Can technology enforce AND break spelling conventions?
An Trubk is a profesr @ oburln univrcity hu pend a post @ wyrd intytld Proper Spelling? Its Tyme to Let Luce!. Trubec maad sevrl points in her post. Her mane point:
Standardized spelling enables readers to understand writing, to aid communication and ensure clarity. Period. There is no additional reason, other than snobbery, for spelling rules.
She noats dat “proper spelling” is a resint convenshin:
“The phrase ‘bad speller’ rarely appears in English-language books before the 1770s,” Jack Lynch notes in his book The Lexicographer’s Dilemma. Until William Caxton used a printing press in 1475, English words were reproduced by scribes in scriptoria. There were no dictionaries (or Google) to check for “proper” spelling. Most words were spelled several different ways—there were at least 114 variants of through. (Even the spelling of something as personal as a name was inconsistent; there are six surviving instances of Shakespeare’s signature, and they’re all spelled differently.) Even after the advent of print, variant spellings were the rule.
And wial 1 kan klame dat gootinburgs printing pres helpd to enfors a cohmun set of speling konvenshuns, othr teknologikl advanses r also helping to obliteraat them:
The most widely used American word in the world, OK, was invented during the age of the telegraph because it was concise.
@ u no that new conventions have arisen due to tech:
More recent textisms signal a similarly creative, bottom-up play with language: “won” becomes “1,” “later” becomes “l8r.” After all, new technology creates new inertia for change: The apostrophe requires an additional step on an iPhone, so we send text messages using “your” (or “UR”) instead of “you’re.” And it doesn’t matter—the messagee will still understand our message.
But not everyone agrees with Anne Trubek.

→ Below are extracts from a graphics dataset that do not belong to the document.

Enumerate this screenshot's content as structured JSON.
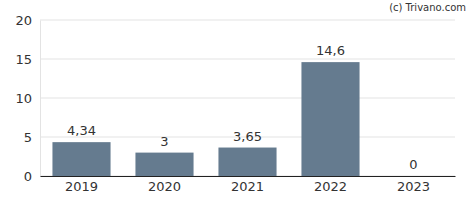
{
  "chart_data": {
    "type": "bar",
    "annotation": "(c) Trivano.com",
    "categories": [
      "2019",
      "2020",
      "2021",
      "2022",
      "2023"
    ],
    "values": [
      4.34,
      3,
      3.65,
      14.6,
      0
    ],
    "value_labels": [
      "4,34",
      "3",
      "3,65",
      "14,6",
      "0"
    ],
    "data_labels": true,
    "color": "#657b8f",
    "ylim": [
      0,
      20
    ],
    "yticks": [
      0,
      5,
      10,
      15,
      20
    ],
    "grid": true
  }
}
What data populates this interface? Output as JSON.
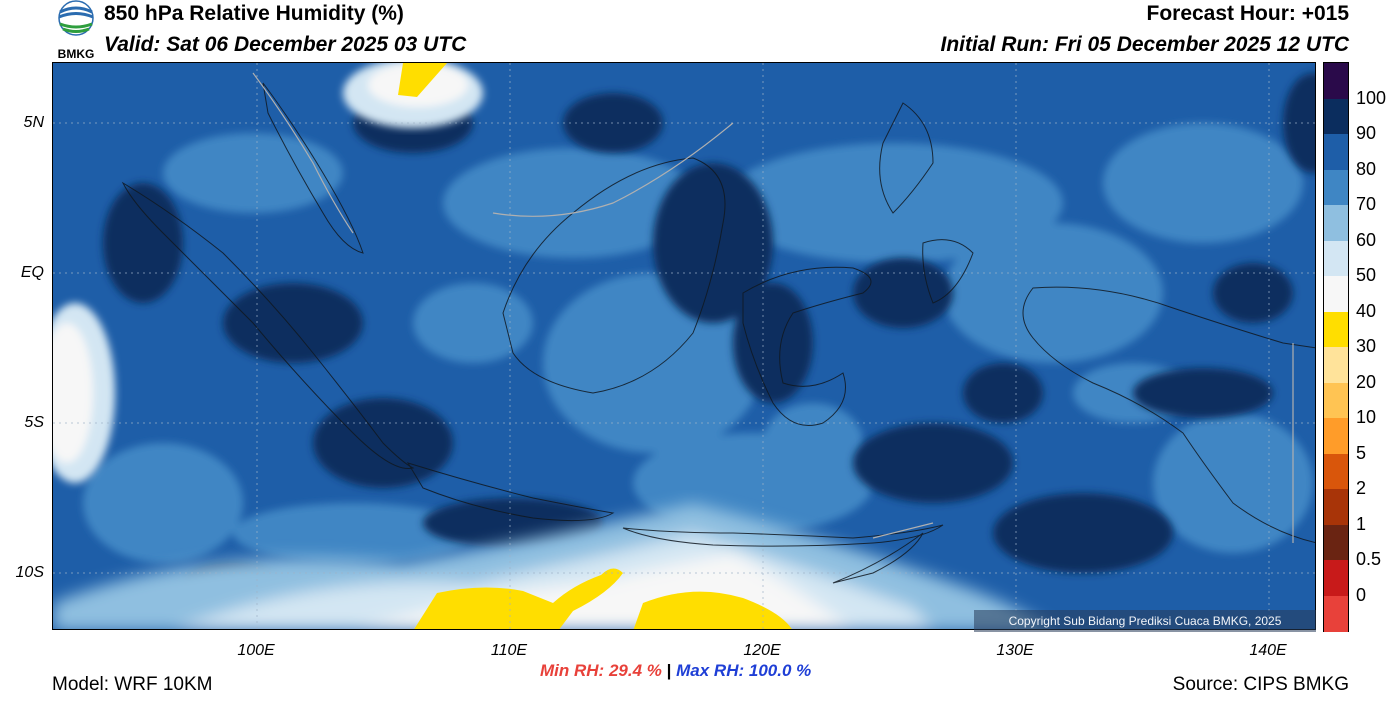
{
  "header": {
    "title": "850 hPa Relative Humidity (%)",
    "valid": "Valid: Sat 06 December 2025 03 UTC",
    "forecast_hour": "Forecast Hour: +015",
    "initial_run": "Initial Run: Fri 05 December 2025 12 UTC",
    "logo_text": "BMKG"
  },
  "axes": {
    "latitude_labels": [
      "5N",
      "EQ",
      "5S",
      "10S"
    ],
    "longitude_labels": [
      "100E",
      "110E",
      "120E",
      "130E",
      "140E"
    ]
  },
  "colorbar": {
    "labels": [
      "100",
      "90",
      "80",
      "70",
      "60",
      "50",
      "40",
      "30",
      "20",
      "10",
      "5",
      "2",
      "1",
      "0.5",
      "0"
    ],
    "colors": [
      "#2a0a4a",
      "#0b2d5e",
      "#1e5ea8",
      "#3f86c4",
      "#8fbfe0",
      "#d3e6f3",
      "#f7f7f7",
      "#ffde00",
      "#ffe39a",
      "#ffc453",
      "#ff9c29",
      "#d9560b",
      "#a83408",
      "#6a2412",
      "#c81a1a",
      "#e8413a"
    ]
  },
  "stats": {
    "min_label": "Min RH:",
    "min_value": "29.4 %",
    "separator": "|",
    "max_label": "Max RH:",
    "max_value": "100.0 %",
    "min_color": "#e8413a",
    "max_color": "#1f3fd6"
  },
  "footer": {
    "model": "Model: WRF 10KM",
    "source": "Source: CIPS BMKG",
    "copyright": "Copyright Sub Bidang Prediksi Cuaca BMKG, 2025"
  }
}
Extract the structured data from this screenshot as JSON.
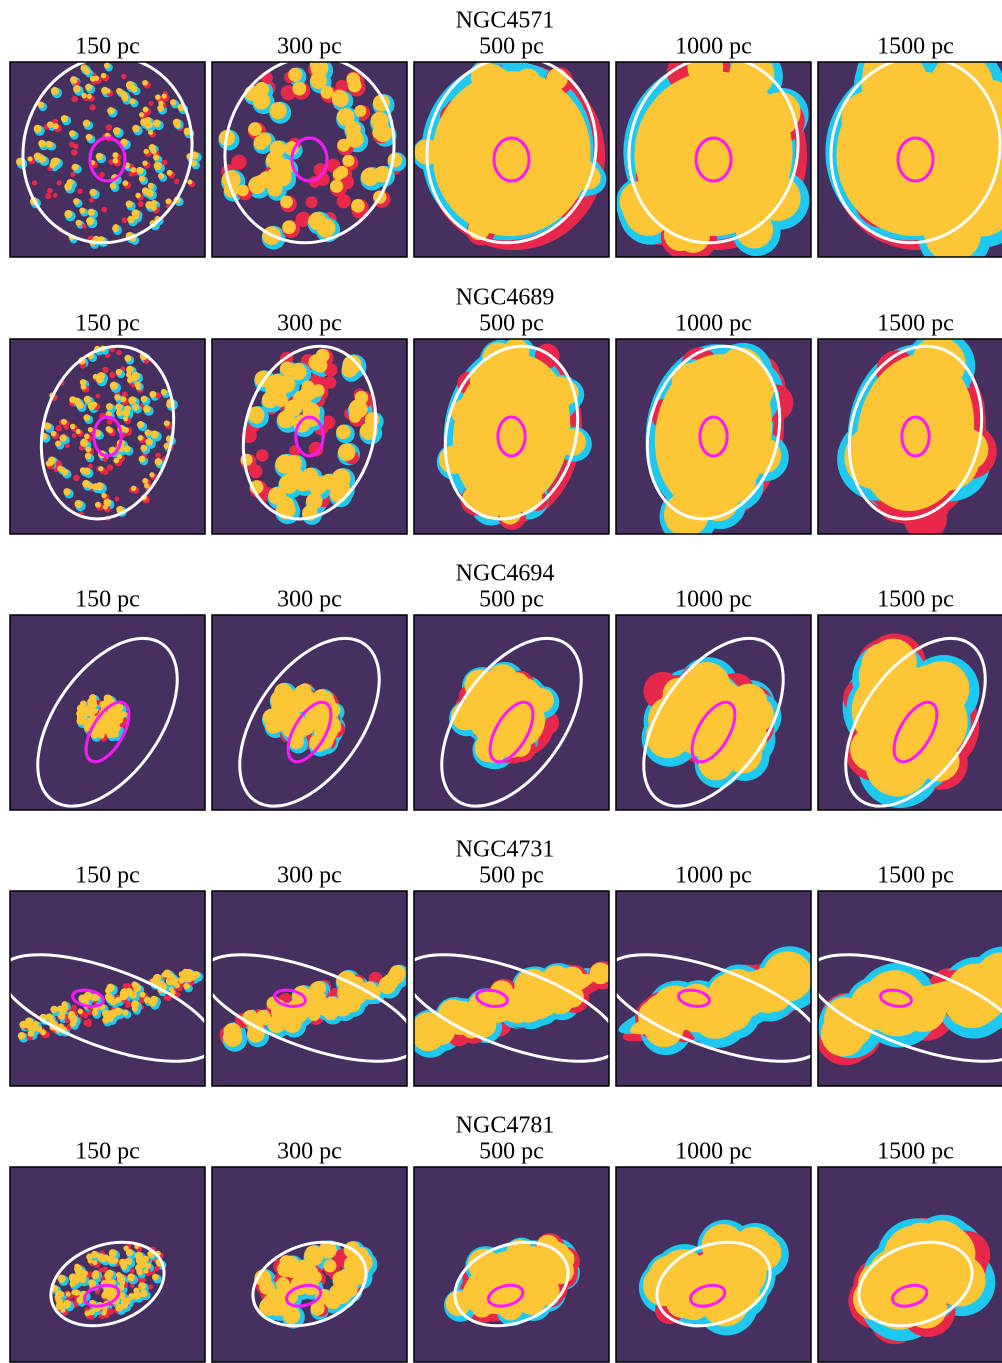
{
  "figure": {
    "rows": [
      {
        "title": "NGC4571",
        "panels": [
          "150 pc",
          "300 pc",
          "500 pc",
          "1000 pc",
          "1500 pc"
        ]
      },
      {
        "title": "NGC4689",
        "panels": [
          "150 pc",
          "300 pc",
          "500 pc",
          "1000 pc",
          "1500 pc"
        ]
      },
      {
        "title": "NGC4694",
        "panels": [
          "150 pc",
          "300 pc",
          "500 pc",
          "1000 pc",
          "1500 pc"
        ]
      },
      {
        "title": "NGC4731",
        "panels": [
          "150 pc",
          "300 pc",
          "500 pc",
          "1000 pc",
          "1500 pc"
        ]
      },
      {
        "title": "NGC4781",
        "panels": [
          "150 pc",
          "300 pc",
          "500 pc",
          "1000 pc",
          "1500 pc"
        ]
      }
    ]
  }
}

Wired’s copy editor, Lee Simmons, took issue with Trubek’s position:
So if you want to chat in leetspeak or use cutesy abbreviations in your texts, go crazy. You’re talking to your own tribe; they know the code, and they’re willing to indulge your affectations. And let’s be honest: A lot of that intentional misspelling, like the argot of any subculture, is meant to exclude outsiders—such as nosy parents. It’s a badge of membership in your little clique….
But having gained a yard or two for laissez-faire spelling in narrow, private circumstances, Trubek proceeds straight to the touchdown dance, proclaiming without further ado that the very idea of standardized spelling is an “outdated dogma” of the “print era.”…
Trubek observes that civilization got on for centuries without spelling rules, and she implies that it worked just fine. Sure—if you like confusion and inefficiency. To give just one example I’m painfully familiar with, the wasted man-hours that actors, directors, editors, and scholars still spend debating what the hell Shakespeare meant in this or that crucial passage would make an economist weep.
After reading Simmons, I have to say that I agree with Trubek. For one thing, as I’ve previously noted, one of the main interpretation issues with Shakespeare doesn’t have anything to do with the way that the particular word (nunnery) is spelled.
Now I am paid to adhere to particular spelling rules – for example, when we adopted a new version of Microsoft’s style standards, I have had to learn to remove the dash from the word email. However, I found that despite my decades of practice of proper spelling, it was relatively easy to write the first few paragraphs of this post and spell things any way I liked. And I suspect that most of my readers were able to understand exactly what I was saying.
At least in the United States, it’s probably a stretch to say that there is one “standard American English” and a bunch of different tribe dialects. Our society is so large and diverse that any attempt to reach common agreement on a standard American English is next to impossible. An educated person in Massachusetts is going to communicate differently than an educated person in Georgia, or an educated person in California. And style guides (including those that discourage sentences beginning with “and”) can result in wars that make the Android vs. iOS wars look like child’s play.